More Teeth And Bite Suggested for Vigilance Commission Mooted, Vigilance Reports Leave Many Departments Squirming With Discomfort

IMPHAL, Mar 9: Though there has been some improvement in the response of the Administrative Departments to references from the State Vigilance Commission, the departments have to play a more effective role in starting departmental inquiries on the recommendation of the Commission and in ensuring expeditious completion so that the guilty officials may be punished promptly, the Commission has observed.

The annual report of the State Vigilance Commission, 2010, which was tabled on the floor of the State Assembly on the second day of its ongoing Budget session today, has observed that the departments have to play a more effective role in this regard.

Among other observations and recommendations, the annual report of the Vigilance Commission has taken serious note of the fact that there seems to be no practice prevalent for annual inspection of offices by the Head of Department/Independent agencies except perhaps by the Audit.

In this regard, the Commission has recommended that the Government should introduce an effective system of annual inspection for detecting long pending cases as well as to find out malpractices, misdemeanors, exercise or non-exercise of power for improper or corrupt purposes, etc.

The Commission has pointed out the employees convicted in a court of law for misconduct, cheating, misappropriation, etc and who have been removed from service as a result of departmental proceedings should be debarred from future employment under the Government. Moreover, the heads of  those departments which are exposed more to public dealings like Education (S), Health Services, PWD, Revenue, DRDA, Veterinary & Animal Husbandry, Power, Rural Development & Panchayati Raj, Social Welfare and District Council need to exercise constant and continuous vigilance in view of the hardships faced by public due to corrupt practices.

Identifying these departments as sensitive based on an analysis of a number of parameters, the Commission has also recommended setting up vigilance cells in all these departments.

Pointing out that it has not been possible to check up cases of disproportionate assets against Govt employees suspected to be indulging in corruption and amassing wealth because most of the employees managed to avoid submission of annual property returns for many years, the Commission has recommended that this has to be checked and the system of annual property returns strictly enforced. Observing that every Govt office has some posts which deal substantially with the public and which present opportunities for corruption, the Commission has recommended that it is necessary to ensure that the staff is not employed in such posts beyond the term of three years except with the approval of the higher authority.

Action should also be taken under the provisions of FT 56 (i) for screening of all officers above the age of 50 years or those who have completed 20 years of service to weed out officials lacking integrity, the Commission recommended in its annual report.

Stating that a  large number of enquiries taken up by the Commission’s field staff relate to complaints against individuals obtaining Government jobs on false pretext particularly on the basis of false degrees/certificates, the Commission observed that this amounts to cheating and is punishable under the Indian Penal Code. But it is seen that sometimes, when the culprits get caught, they submit their resignations which is accepted by the Appointing Authority. This is not enough. The culprits should be tried in an appropriate court of law for the offence committed by them and once the guilt is proved, he/she should invariably be debarred from future Government service, Commission recommended.

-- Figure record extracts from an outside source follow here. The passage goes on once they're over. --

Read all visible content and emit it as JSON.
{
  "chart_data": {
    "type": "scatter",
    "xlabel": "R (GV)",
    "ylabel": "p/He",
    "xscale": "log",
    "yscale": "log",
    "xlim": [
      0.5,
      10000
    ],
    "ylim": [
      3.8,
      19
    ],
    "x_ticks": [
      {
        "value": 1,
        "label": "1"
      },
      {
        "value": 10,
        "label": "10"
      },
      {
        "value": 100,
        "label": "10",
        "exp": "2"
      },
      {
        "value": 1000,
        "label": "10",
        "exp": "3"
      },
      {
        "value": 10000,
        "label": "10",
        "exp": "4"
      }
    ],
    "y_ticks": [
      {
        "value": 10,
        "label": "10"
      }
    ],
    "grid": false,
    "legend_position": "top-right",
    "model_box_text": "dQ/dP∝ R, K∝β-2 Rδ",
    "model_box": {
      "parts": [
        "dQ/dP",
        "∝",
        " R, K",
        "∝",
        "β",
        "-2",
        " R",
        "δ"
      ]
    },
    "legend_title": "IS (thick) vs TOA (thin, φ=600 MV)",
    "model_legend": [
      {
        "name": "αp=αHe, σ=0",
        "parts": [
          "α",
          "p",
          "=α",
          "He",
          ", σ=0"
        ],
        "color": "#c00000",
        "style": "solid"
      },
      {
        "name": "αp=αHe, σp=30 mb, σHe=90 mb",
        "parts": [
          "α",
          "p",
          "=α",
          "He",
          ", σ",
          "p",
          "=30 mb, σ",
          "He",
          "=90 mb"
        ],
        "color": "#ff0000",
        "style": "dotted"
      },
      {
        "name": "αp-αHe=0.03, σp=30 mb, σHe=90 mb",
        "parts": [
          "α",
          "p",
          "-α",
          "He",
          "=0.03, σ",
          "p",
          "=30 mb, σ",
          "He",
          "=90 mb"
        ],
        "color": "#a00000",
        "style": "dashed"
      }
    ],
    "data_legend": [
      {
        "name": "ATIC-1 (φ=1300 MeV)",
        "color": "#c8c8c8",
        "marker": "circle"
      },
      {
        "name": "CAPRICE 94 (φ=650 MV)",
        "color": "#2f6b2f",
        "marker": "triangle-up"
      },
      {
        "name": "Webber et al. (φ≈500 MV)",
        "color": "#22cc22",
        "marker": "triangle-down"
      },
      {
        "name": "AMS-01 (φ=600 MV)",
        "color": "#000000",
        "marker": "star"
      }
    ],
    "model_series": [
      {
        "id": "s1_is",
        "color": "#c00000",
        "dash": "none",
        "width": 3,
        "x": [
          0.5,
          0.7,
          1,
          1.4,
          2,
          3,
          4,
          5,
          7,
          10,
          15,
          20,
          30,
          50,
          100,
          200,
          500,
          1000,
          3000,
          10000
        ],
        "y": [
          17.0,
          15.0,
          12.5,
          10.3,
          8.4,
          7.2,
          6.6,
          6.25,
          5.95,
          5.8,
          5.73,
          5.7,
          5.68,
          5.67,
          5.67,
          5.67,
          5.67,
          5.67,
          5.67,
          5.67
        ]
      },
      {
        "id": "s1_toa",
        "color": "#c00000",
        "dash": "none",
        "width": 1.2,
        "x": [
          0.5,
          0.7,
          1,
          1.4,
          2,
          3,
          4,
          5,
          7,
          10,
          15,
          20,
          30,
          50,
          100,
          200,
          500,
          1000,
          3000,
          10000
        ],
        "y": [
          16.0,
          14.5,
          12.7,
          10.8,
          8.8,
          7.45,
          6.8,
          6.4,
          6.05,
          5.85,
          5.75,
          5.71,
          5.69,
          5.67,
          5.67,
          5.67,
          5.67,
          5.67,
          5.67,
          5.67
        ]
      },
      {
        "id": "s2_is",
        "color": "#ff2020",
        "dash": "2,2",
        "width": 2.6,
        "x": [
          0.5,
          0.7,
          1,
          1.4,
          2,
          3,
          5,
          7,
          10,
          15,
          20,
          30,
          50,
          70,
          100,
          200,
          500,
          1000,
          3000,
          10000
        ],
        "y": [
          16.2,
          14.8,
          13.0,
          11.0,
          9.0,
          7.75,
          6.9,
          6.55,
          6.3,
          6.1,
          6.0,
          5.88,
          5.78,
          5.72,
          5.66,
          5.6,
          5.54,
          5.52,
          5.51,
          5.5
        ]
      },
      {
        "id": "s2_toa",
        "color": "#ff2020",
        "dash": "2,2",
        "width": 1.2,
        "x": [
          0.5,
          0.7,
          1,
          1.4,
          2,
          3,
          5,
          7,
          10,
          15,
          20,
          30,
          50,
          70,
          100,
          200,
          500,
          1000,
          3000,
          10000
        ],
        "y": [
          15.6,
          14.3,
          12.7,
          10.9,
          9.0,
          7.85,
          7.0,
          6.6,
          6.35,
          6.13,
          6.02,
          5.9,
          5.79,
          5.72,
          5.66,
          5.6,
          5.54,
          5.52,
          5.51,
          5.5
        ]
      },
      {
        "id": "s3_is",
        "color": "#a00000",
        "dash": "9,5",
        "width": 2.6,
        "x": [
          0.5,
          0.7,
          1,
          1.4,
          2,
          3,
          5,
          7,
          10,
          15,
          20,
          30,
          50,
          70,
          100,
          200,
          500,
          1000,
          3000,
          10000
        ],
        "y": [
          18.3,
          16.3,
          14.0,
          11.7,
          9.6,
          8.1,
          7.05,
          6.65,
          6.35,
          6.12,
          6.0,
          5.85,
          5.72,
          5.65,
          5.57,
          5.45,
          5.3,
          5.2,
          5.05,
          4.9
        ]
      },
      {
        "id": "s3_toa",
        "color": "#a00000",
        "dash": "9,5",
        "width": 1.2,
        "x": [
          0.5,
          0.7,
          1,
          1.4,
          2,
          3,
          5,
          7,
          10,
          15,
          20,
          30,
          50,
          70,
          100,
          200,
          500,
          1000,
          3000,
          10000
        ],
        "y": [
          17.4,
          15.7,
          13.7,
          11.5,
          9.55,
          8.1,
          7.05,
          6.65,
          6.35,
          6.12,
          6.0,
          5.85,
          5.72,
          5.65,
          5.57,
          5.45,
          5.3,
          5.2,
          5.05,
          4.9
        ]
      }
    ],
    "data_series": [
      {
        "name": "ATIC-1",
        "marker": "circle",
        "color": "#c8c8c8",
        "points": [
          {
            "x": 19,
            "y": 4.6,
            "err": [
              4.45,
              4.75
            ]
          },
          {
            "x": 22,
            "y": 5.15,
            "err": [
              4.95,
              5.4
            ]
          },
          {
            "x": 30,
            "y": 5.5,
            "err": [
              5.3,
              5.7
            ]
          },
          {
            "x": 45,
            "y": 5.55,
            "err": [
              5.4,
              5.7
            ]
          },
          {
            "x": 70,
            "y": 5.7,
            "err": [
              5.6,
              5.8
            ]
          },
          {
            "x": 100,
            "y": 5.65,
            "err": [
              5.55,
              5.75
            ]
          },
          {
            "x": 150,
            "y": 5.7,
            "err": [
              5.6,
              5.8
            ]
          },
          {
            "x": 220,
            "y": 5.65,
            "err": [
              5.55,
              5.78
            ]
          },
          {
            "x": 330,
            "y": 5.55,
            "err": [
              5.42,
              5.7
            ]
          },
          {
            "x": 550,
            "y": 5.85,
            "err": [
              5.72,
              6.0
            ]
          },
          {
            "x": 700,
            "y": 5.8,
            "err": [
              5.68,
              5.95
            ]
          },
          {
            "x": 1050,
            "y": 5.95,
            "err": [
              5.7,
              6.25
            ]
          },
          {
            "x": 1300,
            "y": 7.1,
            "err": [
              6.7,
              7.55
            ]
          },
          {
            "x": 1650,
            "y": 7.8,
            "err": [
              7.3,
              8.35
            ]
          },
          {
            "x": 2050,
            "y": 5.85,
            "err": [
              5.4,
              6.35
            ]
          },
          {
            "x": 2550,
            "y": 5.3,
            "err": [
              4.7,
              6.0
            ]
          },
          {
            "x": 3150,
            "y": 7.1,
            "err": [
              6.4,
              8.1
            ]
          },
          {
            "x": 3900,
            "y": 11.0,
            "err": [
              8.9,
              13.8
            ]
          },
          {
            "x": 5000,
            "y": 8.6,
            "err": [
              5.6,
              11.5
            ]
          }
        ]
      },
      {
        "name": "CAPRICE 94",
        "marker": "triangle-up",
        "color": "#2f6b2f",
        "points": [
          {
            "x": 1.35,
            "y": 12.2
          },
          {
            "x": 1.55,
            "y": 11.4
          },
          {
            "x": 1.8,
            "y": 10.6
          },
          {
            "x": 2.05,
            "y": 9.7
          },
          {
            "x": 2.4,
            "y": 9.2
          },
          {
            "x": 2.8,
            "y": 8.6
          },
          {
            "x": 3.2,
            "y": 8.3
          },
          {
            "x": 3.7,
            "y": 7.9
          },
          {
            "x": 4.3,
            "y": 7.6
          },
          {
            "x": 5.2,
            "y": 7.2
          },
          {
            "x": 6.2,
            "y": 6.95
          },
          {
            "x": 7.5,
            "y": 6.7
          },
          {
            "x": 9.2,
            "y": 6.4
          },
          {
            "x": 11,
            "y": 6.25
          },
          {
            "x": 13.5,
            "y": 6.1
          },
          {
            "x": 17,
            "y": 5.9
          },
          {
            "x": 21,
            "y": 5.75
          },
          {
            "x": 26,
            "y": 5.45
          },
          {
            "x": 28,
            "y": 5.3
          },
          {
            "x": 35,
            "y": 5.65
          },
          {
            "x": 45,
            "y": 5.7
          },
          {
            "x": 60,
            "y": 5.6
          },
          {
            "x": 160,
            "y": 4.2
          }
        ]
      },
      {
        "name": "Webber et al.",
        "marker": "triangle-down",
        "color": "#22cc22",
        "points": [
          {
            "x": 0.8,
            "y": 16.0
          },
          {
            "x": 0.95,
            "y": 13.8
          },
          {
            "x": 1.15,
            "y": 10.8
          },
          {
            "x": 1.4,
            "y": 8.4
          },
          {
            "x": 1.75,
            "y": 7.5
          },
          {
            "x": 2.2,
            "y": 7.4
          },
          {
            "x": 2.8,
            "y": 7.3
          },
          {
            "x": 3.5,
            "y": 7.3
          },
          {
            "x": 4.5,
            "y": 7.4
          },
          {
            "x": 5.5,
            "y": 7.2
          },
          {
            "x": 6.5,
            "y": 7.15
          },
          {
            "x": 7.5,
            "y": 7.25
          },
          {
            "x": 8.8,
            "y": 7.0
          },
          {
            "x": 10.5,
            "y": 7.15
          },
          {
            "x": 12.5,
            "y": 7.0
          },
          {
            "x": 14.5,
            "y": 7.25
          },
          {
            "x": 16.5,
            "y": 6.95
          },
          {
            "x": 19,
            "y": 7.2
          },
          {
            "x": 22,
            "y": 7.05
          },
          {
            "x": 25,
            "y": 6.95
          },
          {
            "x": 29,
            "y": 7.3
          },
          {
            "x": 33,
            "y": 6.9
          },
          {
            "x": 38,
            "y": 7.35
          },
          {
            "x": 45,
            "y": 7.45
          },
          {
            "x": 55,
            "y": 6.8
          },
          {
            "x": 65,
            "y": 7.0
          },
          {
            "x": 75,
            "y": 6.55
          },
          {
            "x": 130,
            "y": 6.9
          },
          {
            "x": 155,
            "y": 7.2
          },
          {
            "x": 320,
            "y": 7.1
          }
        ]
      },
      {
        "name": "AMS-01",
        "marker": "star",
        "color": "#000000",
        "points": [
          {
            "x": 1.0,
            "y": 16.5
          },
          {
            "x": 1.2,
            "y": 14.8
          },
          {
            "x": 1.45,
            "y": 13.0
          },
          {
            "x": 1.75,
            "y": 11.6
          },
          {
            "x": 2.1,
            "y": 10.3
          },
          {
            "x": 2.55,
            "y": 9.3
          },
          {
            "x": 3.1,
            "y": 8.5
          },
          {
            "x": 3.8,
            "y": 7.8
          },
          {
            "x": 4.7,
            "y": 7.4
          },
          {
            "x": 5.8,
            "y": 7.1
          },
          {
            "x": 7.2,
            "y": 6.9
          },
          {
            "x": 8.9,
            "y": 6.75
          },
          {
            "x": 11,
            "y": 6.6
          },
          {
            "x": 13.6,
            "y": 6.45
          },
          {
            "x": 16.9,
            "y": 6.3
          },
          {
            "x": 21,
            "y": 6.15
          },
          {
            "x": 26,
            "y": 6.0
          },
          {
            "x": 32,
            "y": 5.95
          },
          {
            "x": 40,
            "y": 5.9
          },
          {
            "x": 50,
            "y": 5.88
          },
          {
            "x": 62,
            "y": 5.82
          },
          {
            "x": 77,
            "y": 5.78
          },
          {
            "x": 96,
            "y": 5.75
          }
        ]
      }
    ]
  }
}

With regard to cases in which food grains lifted from godowns of FCS or FCI and earmarked for distribution/sale in the interior areas being sold elsewhere, the Commission pointed out that such malpractices have been possible due to lack of a proper monitoring system. So, the Commission has recommended that the procedure for issue of rice from the godowns for places which are in the interior areas needs to be reviewed and setting up of Vigilance units in the districts will help in detecting such cases and punishing the offenders. According to the report of the Commission, of the many cases taken up last year, recommendations for awarding major penalty have been given in 16 cases.

The officials against who the Commission recommended major penalty include  W Kulla (LDC in IFCD), Sh Ibotombi (Geologist in Industries Dept), Max Guite( who was ASO in Commerce and Industries Department), Dr K Lokhol (Deputy Director-I in MOBC), Dr I Chourjit ( Gynecologist in JN Hospital) , O  Landhoni (SDC (HQ, Imphal East, Porompat), G Satyabati Devi ( Director of Social Welfare Department), N Shyama Devi ( CDPO of ICDS Project, Thoubal under Social Welfare Department), B Shanto Kumar Sharma ( the then principal of Manipur Public School) and Shantikumar Ray (Account Officer in Manipur Public School and L Beikul Singh ( former CEO of Manipur Khadi and Village Industries Board).

Along with taking up many cases related to appointment through fake certificates, the Commission had also recommended suspension of many Govt employees. Some of them are Md Abdul Wahid ( Primary teachers in Leingoijil Primary School), Md  Salauddin ( Arts Graduate teacher in Abdul Ali High Madrassa, Lilong), Md Riyajul Haque ( part-time lecturer in Mathematics serving in KhaManipur College, Kakching), L Ibobi (work-charged Assistant Lineman in Power Department), Md Anwar Hussain( Divisional Commander, Home Guard), N Akashini Devi ( Anganwadi worker under Kairenbikhok), etc.